Great article, I couldn't find any details about the prompt... only the snippets of the `CHUNKING_PROMPT` and the `GET_NODE_BOUNDING_BOXES_PROMPT`.

Is there is any code example with a full prompt available from OP, or are there any references (such as similar GitHub repos) for those looking to get started within this topic?

Your insights would be highly appreciated.

sergiotapia

The article mentions OCR, but you're sending a PDF how is that OCR? Or is this is mistake? What if you send photos of the pages, that would be true OCR - does the performance and price remain the same?

If so this unlocks a massive workflow for us.

__jl__

The numbers in the blog post seem VERY inaccurate.

Quick calculation: Input pricing: Image input in 2.0 Flash is $0.0001935. Let's ignore the prompt. Output pricing: Let's assume 500 token per page, which is $0.0003

Cost per page: $0.0004935

That means 2,026 pages per dollar. Not 6,000!

Might still be cheaper than many solutions but I don't see where these numbers are coming from.

By the way, image input is much more expensive in Gemini 2.0 even for 2.0 Flash Lite.

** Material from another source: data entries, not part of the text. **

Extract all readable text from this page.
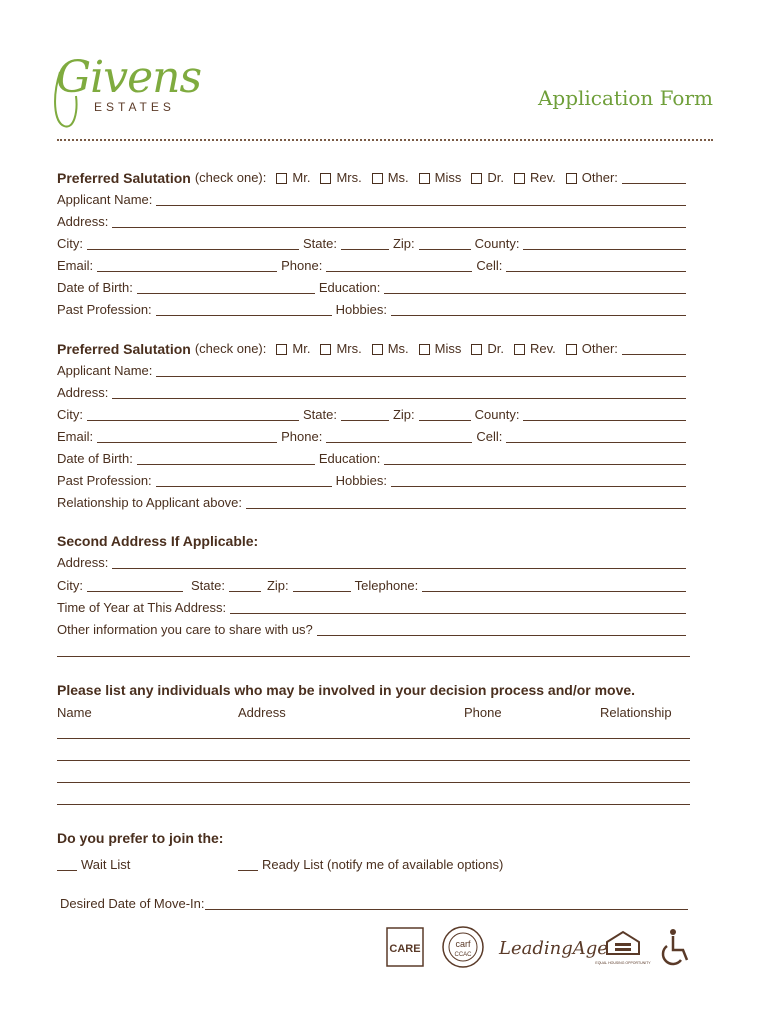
Givens
ESTATES	Application Form
Preferred Salutation (check one): Mr. Mrs. Ms. Miss Dr. Rev. Other:
Applicant Name:
Address:
City:	State:	Zip:	County:
Email:	Phone:	Cell:
Date of Birth:	Education:
Past Profession:	Hobbies:
Preferred Salutation (check one): Mr. Mrs. Ms. Miss Dr. Rev. Other:
Applicant Name:
Address:
City:	State:	Zip:	County:
Email:	Phone:	Cell:
Date of Birth:	Education:
Past Profession:	Hobbies:
Relationship to Applicant above:
Second Address If Applicable:
Address:
City:	State:	Zip:	Telephone:
Time of Year at This Address:
Other information you care to share with us?
Please list any individuals who may be involved in your decision process and/or move.
Name	Address	Phone	Relationship
Do you prefer to join the:
Wait List	Ready List (notify me of available options)
Desired Date of Move-In:
CARE	carf
CCAC LeadingAge
EQUAL HOUSING OPPORTUNITY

Edit: The post says batch pricing, which would be 4k pages based on my calculation. Using batch pricing is pretty different though. Great if feasible but not practical in many contexts.

serjester

Correct, it's with batching Vertex pricing with slightly lower output tokens per page since a lot of pages are somewhat empty in real world docs - I wanted a fair comparison to providers that charge per page.

Regardless of what assumptions you use - it's still an order of magnitude + improvement over anything else.